A new(?) project from the eclipse project itself is available too: http://www.eclipse.org/tptp/ (See this article). Never used it, so I can't tell if it is worth the effort.
There's also a very good list of open source profilers available at http://www.manageability.org/blog/stuff/open-source-profilers-for-java
If JConsole can't be used you can
press CTRL+BREAK under Windows
send kill -3 <process id> under Linux
to get a full Thread Dump. This doesn't affect performance and can always be run in production.
JRockit Mission Control Latency Analyzer.
The Latency Analyzer that comes with JRockit shows you what the JVM is "doing" when it's not doing anything. In the latest version you can see latencies for:
Java wait/blocked/sleep/parked.
File I/O
Network I/O
Memory allocation
GC pauses
JVM latencies, e.g code generation and class loading
Thread suspension
The tool will give you the stack trace when the latency occurred.
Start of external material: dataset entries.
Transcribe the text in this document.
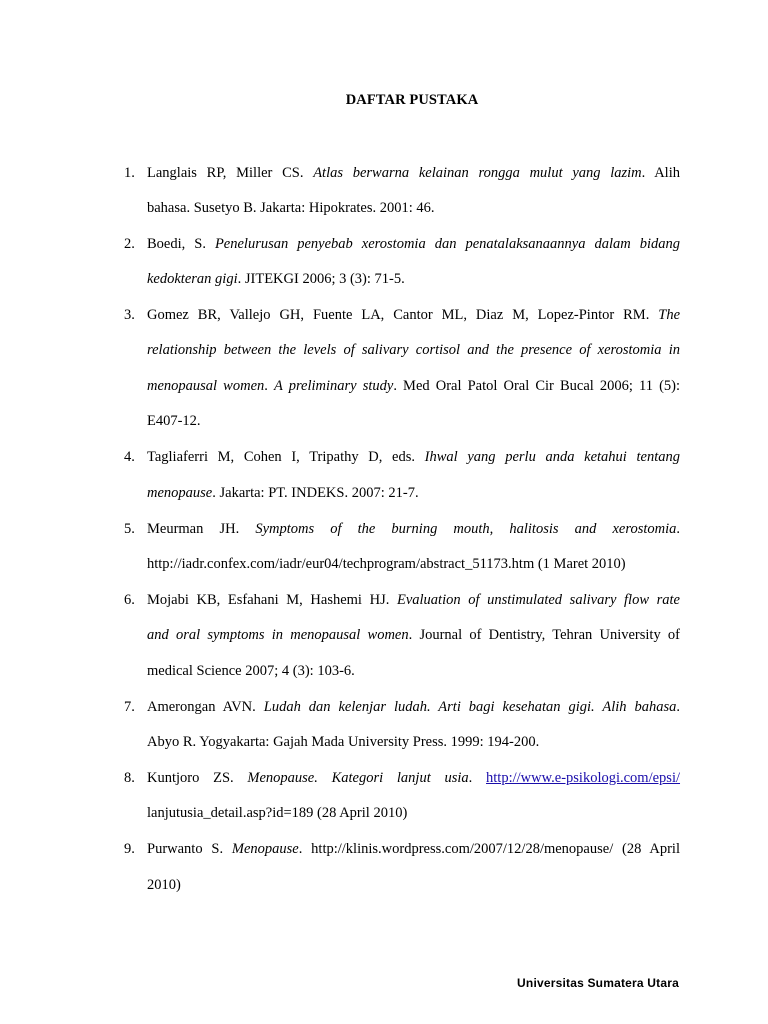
DAFTAR PUSTAKA
1. Langlais RP, Miller CS. Atlas berwarna kelainan rongga mulut yang lazim. Alih
bahasa. Susetyo B. Jakarta: Hipokrates. 2001: 46.
2. Boedi, S. Penelurusan penyebab xerostomia dan penatalaksanaannya dalam bidang
kedokteran gigi. JITEKGI 2006; 3 (3): 71-5.
3. Gomez BR, Vallejo GH, Fuente LA, Cantor ML, Diaz M, Lopez-Pintor RM. The
relationship between the levels of salivary cortisol and the presence of xerostomia in
menopausal women. A preliminary study. Med Oral Patol Oral Cir Bucal 2006; 11 (5):
E407-12.
4. Tagliaferri M, Cohen I, Tripathy D, eds. Ihwal yang perlu anda ketahui tentang
menopause. Jakarta: PT. INDEKS. 2007: 21-7.
5. Meurman JH. Symptoms of the burning mouth, halitosis and xerostomia.
http://iadr.confex.com/iadr/eur04/techprogram/abstract_51173.htm (1 Maret 2010)
6. Mojabi KB, Esfahani M, Hashemi HJ. Evaluation of unstimulated salivary flow rate
and oral symptoms in menopausal women. Journal of Dentistry, Tehran University of
medical Science 2007; 4 (3): 103-6.
7. Amerongan AVN. Ludah dan kelenjar ludah. Arti bagi kesehatan gigi. Alih bahasa.
Abyo R. Yogyakarta: Gajah Mada University Press. 1999: 194-200.
8. Kuntjoro ZS. Menopause. Kategori lanjut usia. http://www.e-psikologi.com/epsi/
lanjutusia_detail.asp?id=189 (28 April 2010)
9. Purwanto S. Menopause. http://klinis.wordpress.com/2007/12/28/menopause/ (28 April
2010)
Universitas Sumatera Utara
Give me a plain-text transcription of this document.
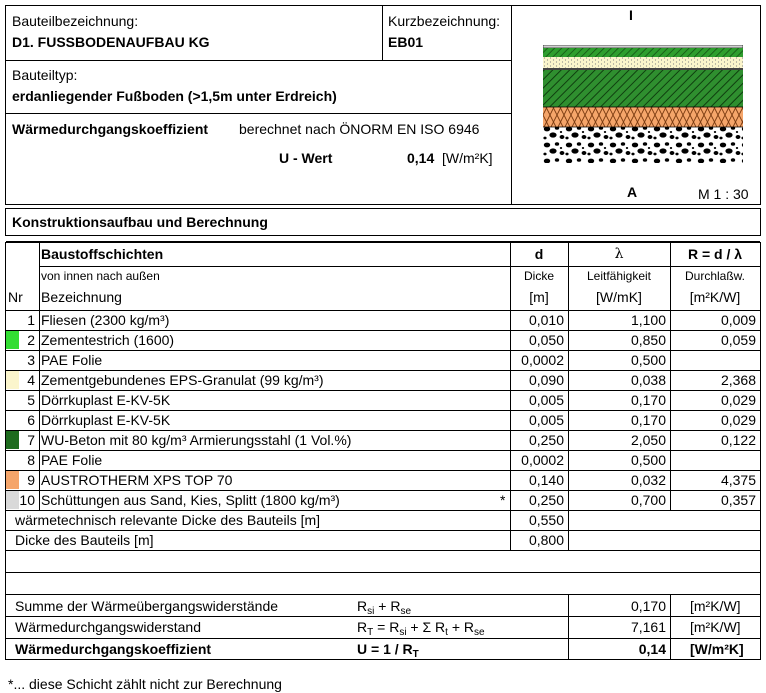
Bauteilbezeichnung:
D1. FUSSBODENAUFBAU KG
Kurzbezeichnung:
EB01
Bauteiltyp:
erdanliegender Fußboden (>1,5m unter Erdreich)
Wärmedurchgangskoeffizient berechnet nach ÖNORM EN ISO 6946
U - Wert	0,14 [W/m²K]
I
A	M 1 : 30
Konstruktionsaufbau und Berechnung
Baustoffschichten	d	λ	R = d / λ
von innen nach außen	Dicke	Leitfähigkeit	Durchlaßw.
Nr Bezeichnung	[m]	[W/mK]	[m²K/W]
1 Fliesen (2300 kg/m³)	0,010	1,100	0,009
2 Zementestrich (1600)	0,050	0,850	0,059
3 PAE Folie	0,0002	0,500
4 Zementgebundenes EPS-Granulat (99 kg/m³)	0,090	0,038	2,368
5 Dörrkuplast E-KV-5K	0,005	0,170	0,029
6 Dörrkuplast E-KV-5K	0,005	0,170	0,029
7 WU-Beton mit 80 kg/m³ Armierungsstahl (1 Vol.%)	0,250	2,050	0,122
8 PAE Folie	0,0002	0,500
9 AUSTROTHERM XPS TOP 70	0,140	0,032	4,375
10 Schüttungen aus Sand, Kies, Splitt (1800 kg/m³)	*	0,250	0,700	0,357
wärmetechnisch relevante Dicke des Bauteils [m]	0,550
Dicke des Bauteils [m]	0,800
Summe der Wärmeübergangswiderstände	$R_{si} + R_{se}$	0,170 [m²K/W]
Wärmedurchgangswiderstand	$R_T = R_{si} + \Sigma$ $R_t + R_{se}$	7,161 [m²K/W]
Wärmedurchgangskoeffizient	$U = 1 / R_T$	0,14 [W/m²K]
*... diese Schicht zählt nicht zur Berechnung
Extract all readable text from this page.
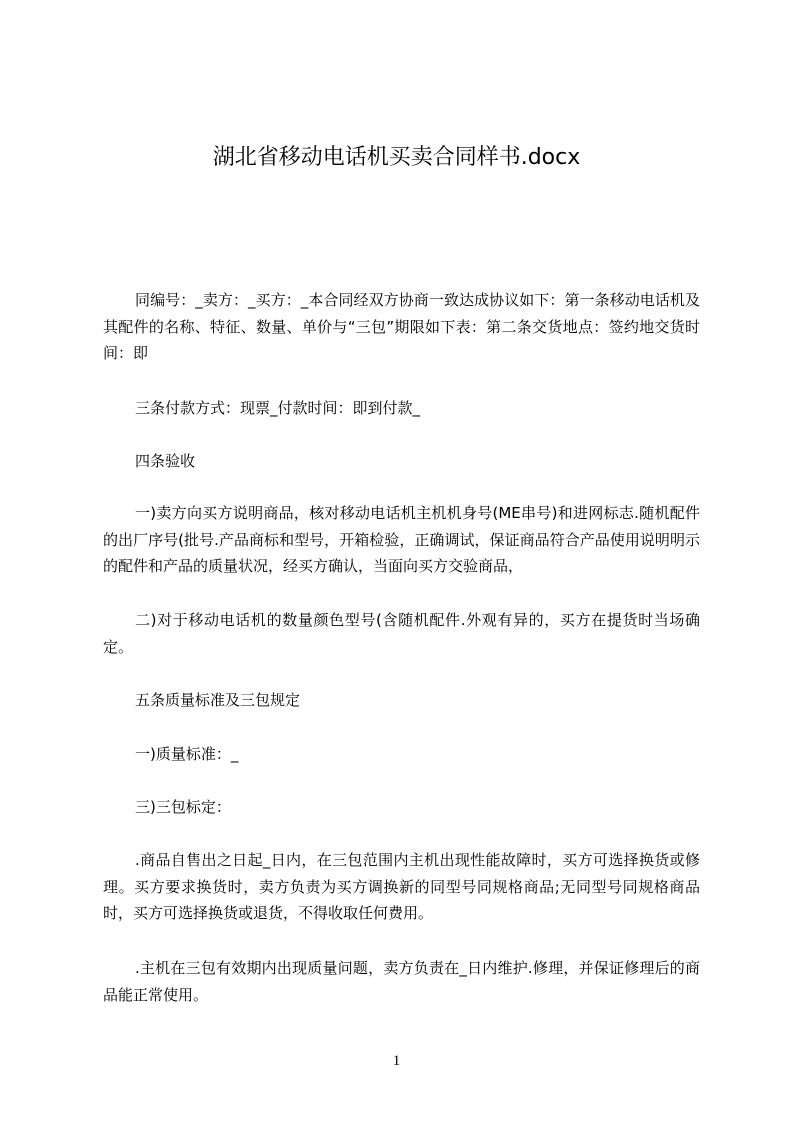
湖北省移动电话机买卖合同样书.docx

同编号：_卖方：_买方：_本合同经双方协商一致达成协议如下：第一条移动电话机及其配件的名称、特征、数量、单价与“三包”期限如下表：第二条交货地点：签约地交货时间：即

三条付款方式：现票_付款时间：即到付款_

四条验收

一)卖方向买方说明商品，核对移动电话机主机机身号(ME串号)和进网标志.随机配件的出厂序号(批号.产品商标和型号，开箱检验，正确调试，保证商品符合产品使用说明明示的配件和产品的质量状况，经买方确认，当面向买方交验商品，

二)对于移动电话机的数量颜色型号(含随机配件.外观有异的，买方在提货时当场确定。

五条质量标准及三包规定

一)质量标准：_

三)三包标定：

.商品自售出之日起_日内，在三包范围内主机出现性能故障时，买方可选择换货或修理。买方要求换货时，卖方负责为买方调换新的同型号同规格商品;无同型号同规格商品时，买方可选择换货或退货，不得收取任何费用。

.主机在三包有效期内出现质量问题，卖方负责在_日内维护.修理，并保证修理后的商品能正常使用。

1
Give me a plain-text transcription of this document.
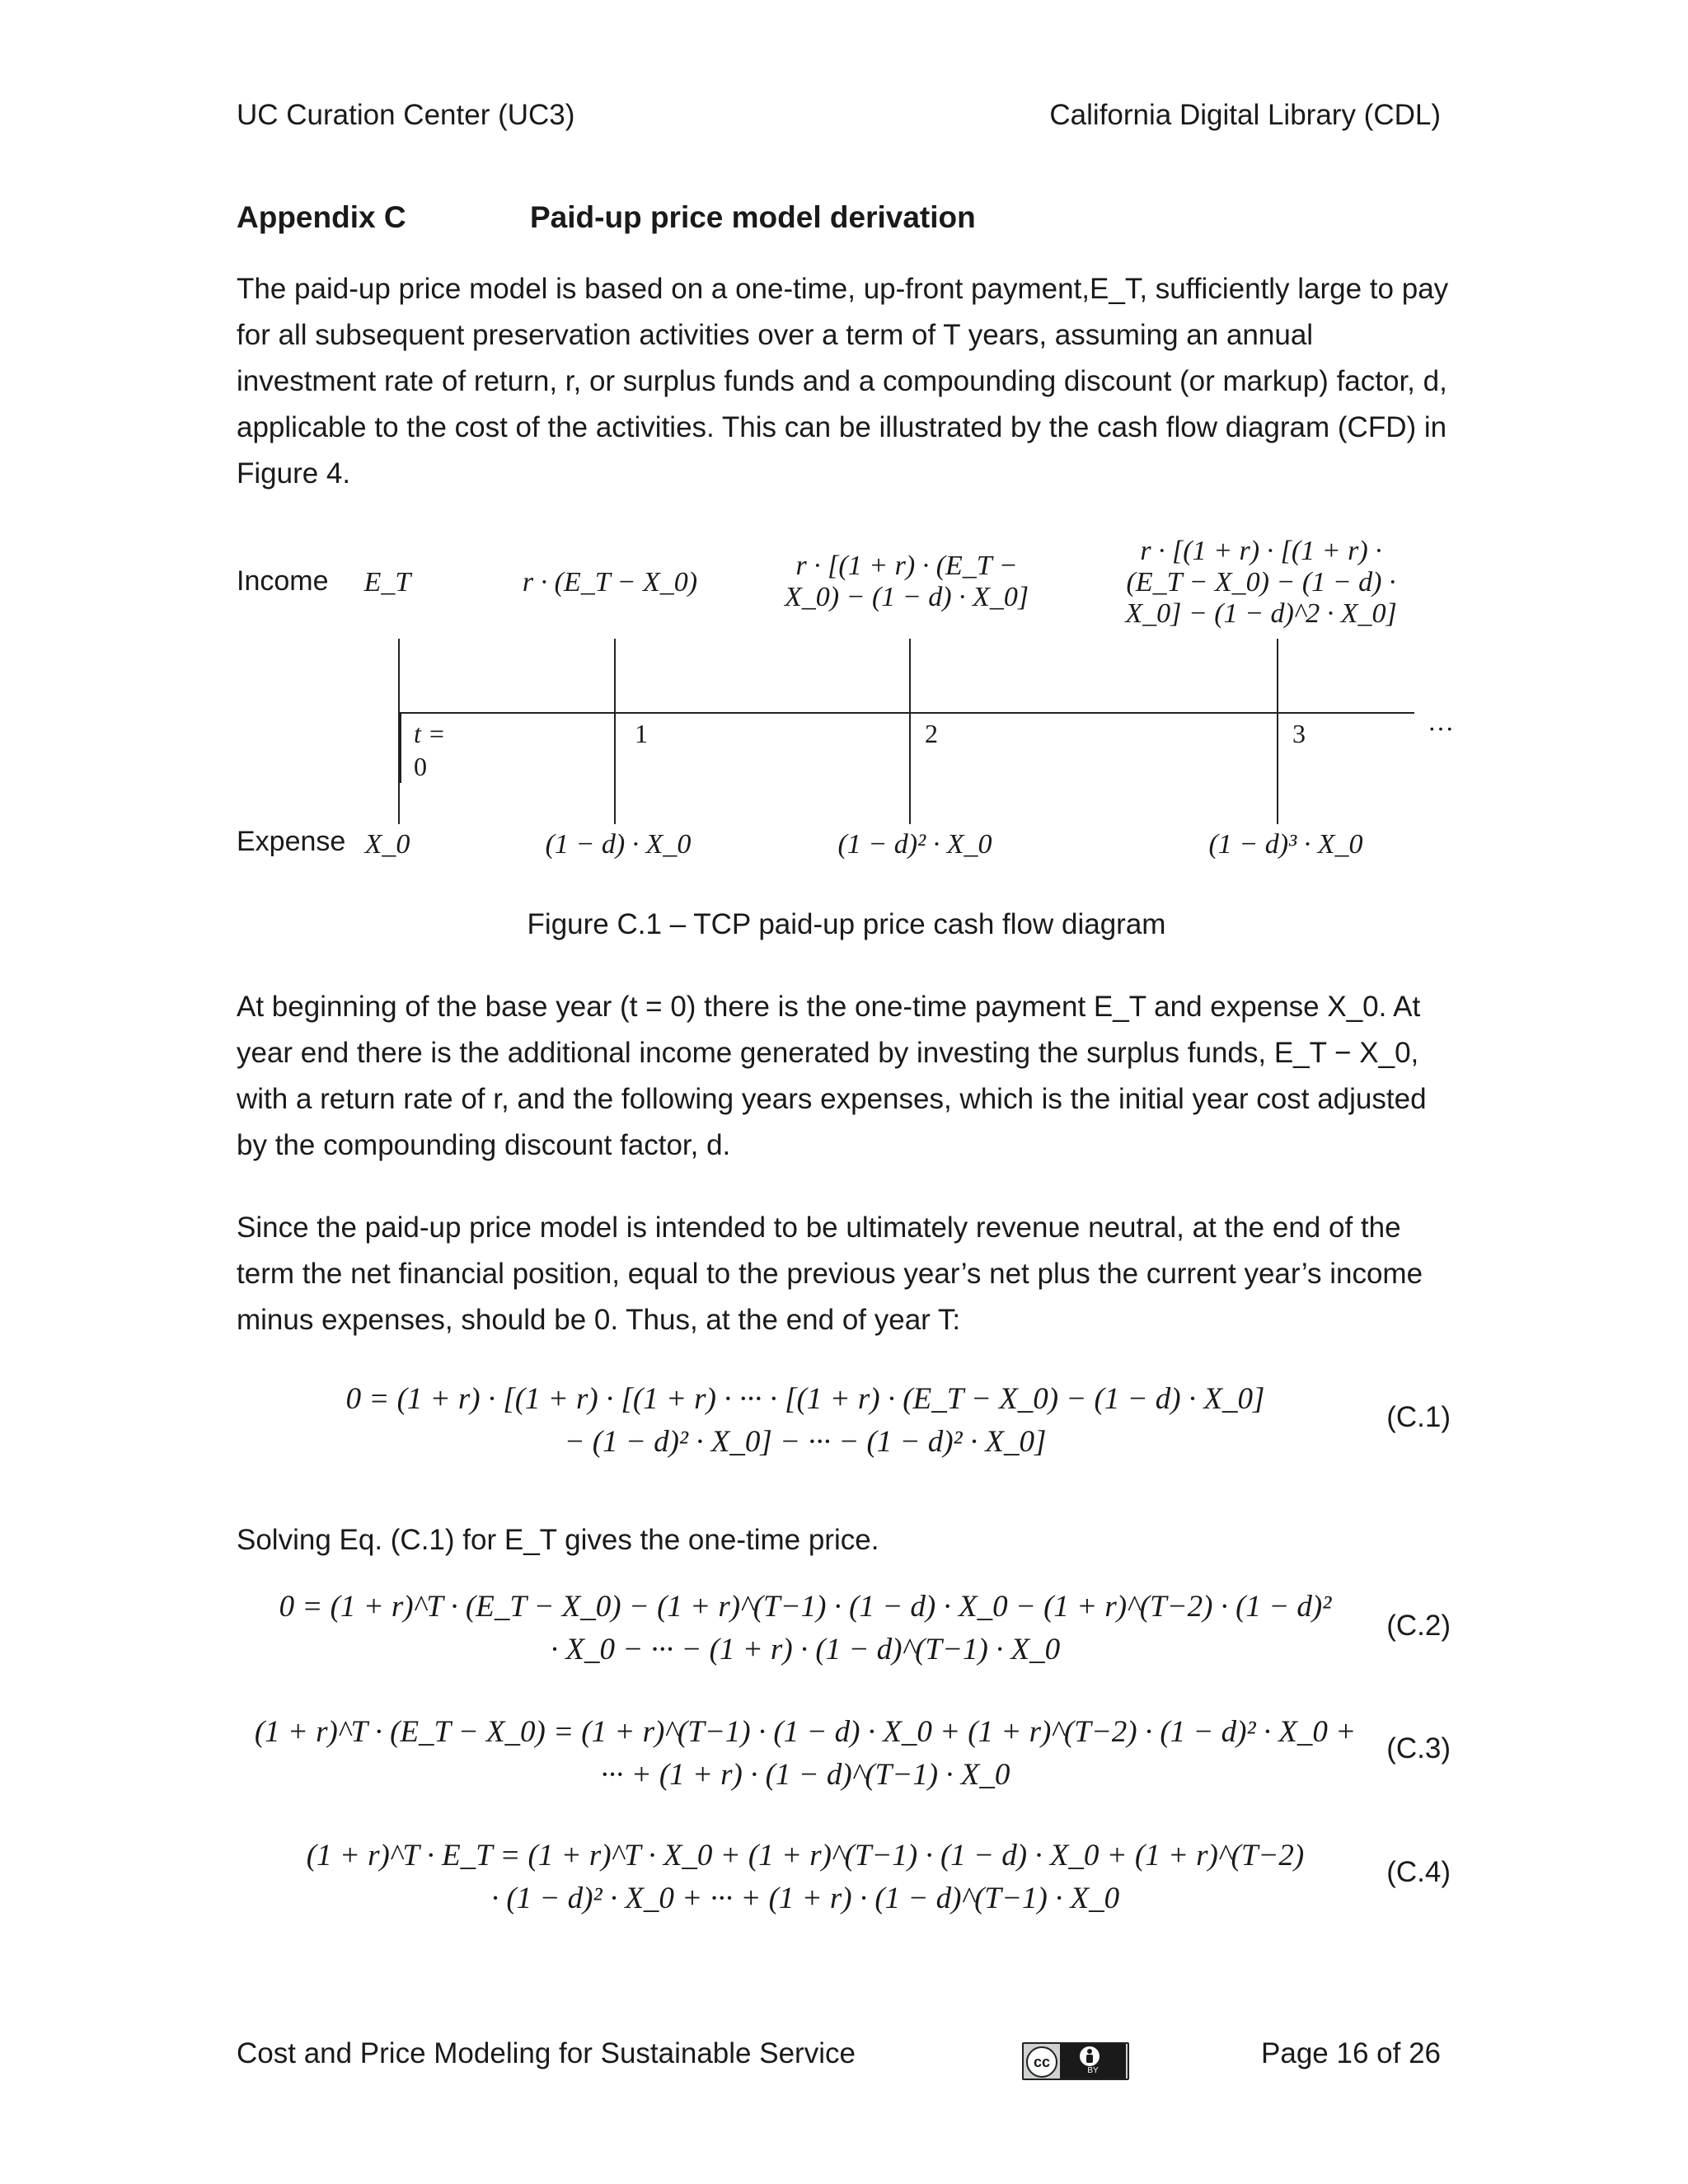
UC Curation Center (UC3)	California Digital Library (CDL)
Appendix C	Paid-up price model derivation
The paid-up price model is based on a one-time, up-front payment,E_T, sufficiently large to pay for all subsequent preservation activities over a term of T years, assuming an annual investment rate of return, r, or surplus funds and a compounding discount (or markup) factor, d, applicable to the cost of the activities. This can be illustrated by the cash flow diagram (CFD) in Figure 4.
Income
Expense
E_T	r · (E_T − X_0)
r · [(1 + r) · (E_T −
X_0) − (1 − d) · X_0]
r · [(1 + r) · [(1 + r) ·
(E_T − X_0) − (1 − d) ·
X_0] − (1 − d)^2 · X_0]
t =
0
1	2	3	···
X_0	(1 − d) · X_0	(1 − d)² · X_0	(1 − d)³ · X_0
Figure C.1 – TCP paid-up price cash flow diagram
At beginning of the base year (t = 0) there is the one-time payment E_T and expense X_0. At year end there is the additional income generated by investing the surplus funds, E_T − X_0, with a return rate of r, and the following years expenses, which is the initial year cost adjusted by the compounding discount factor, d.
Since the paid-up price model is intended to be ultimately revenue neutral, at the end of the term the net financial position, equal to the previous year’s net plus the current year’s income minus expenses, should be 0. Thus, at the end of year T:
0 = (1 + r) · [(1 + r) · [(1 + r) · ··· · [(1 + r) · (E_T − X_0) − (1 − d) · X_0]
− (1 − d)² · X_0] − ··· − (1 − d)² · X_0]
(C.1)
Solving Eq. (C.1) for E_T gives the one-time price.
0 = (1 + r)^T · (E_T − X_0) − (1 + r)^(T−1) · (1 − d) · X_0 − (1 + r)^(T−2) · (1 − d)²
· X_0 − ··· − (1 + r) · (1 − d)^(T−1) · X_0
(C.2)
(1 + r)^T · (E_T − X_0) = (1 + r)^(T−1) · (1 − d) · X_0 + (1 + r)^(T−2) · (1 − d)² · X_0 +
··· + (1 + r) · (1 − d)^(T−1) · X_0
(C.3)
(1 + r)^T · E_T = (1 + r)^T · X_0 + (1 + r)^(T−1) · (1 − d) · X_0 + (1 + r)^(T−2)
· (1 − d)² · X_0 + ··· + (1 + r) · (1 − d)^(T−1) · X_0
(C.4)
Cost and Price Modeling for Sustainable Service	cc
BY
Page 16 of 26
You can view the latency data in many different ways (aggregated traces, as a histogram, in a thread graph etc.). The tool also allows you to see transitions between threads, for instance when one thread notifies another.
latency analyzer http://blogs.oracle.com/hirt/WindowsLiveWriter/The.0LatencyAnalyserMigratedfromtheoldBE_7246/latency_graph_2.png
The overhead is negligible and unlike many other tools it can be used in a production environment.
This blog post gives you a brief introduction and the program can be downloaded here.
It's free to use for development!
Use a profiler. Yes they cost money, and using them can occasionally be a bit awkward, but they do provide you with a great deal more real evidence rather than guesswork.
Human beings are universally bad at guessing where performance bottlenecks are. It just seems to be something our brains aren't build to do very well. It may seem obvious, you may have great ideas about what the problem is, but the real world often turns out to be doing something different. And optimising the wrong part of code means, at best, lots of work for minimal benefit. More often it makes things slower, and sometimes it breaks things entirely. So before you make any changes for the sake of optimisation, you should always have real evidence from a profiler or other accurate tool.
As mentioned, both JProfiler and YourKit are both fairly good and not prohibitively expensive. Last time I looked, they both had free demos too.
For completeness sake: even though my company more or less standardizes on Eclipse we use Netbeans (6 and up) with its included, free profiler on a daily basis. It works better than the Eclipse TPTP plugin (last checked 3 months ago) and for us it removes any need for a commercial profiler such as JProfiler, which is excellent, but fast becoming unnecessary.
VisualVM should be the profiler from netbeans as standalone. I tried the TPTP for eclipse but visualVm seems as a much nicer option!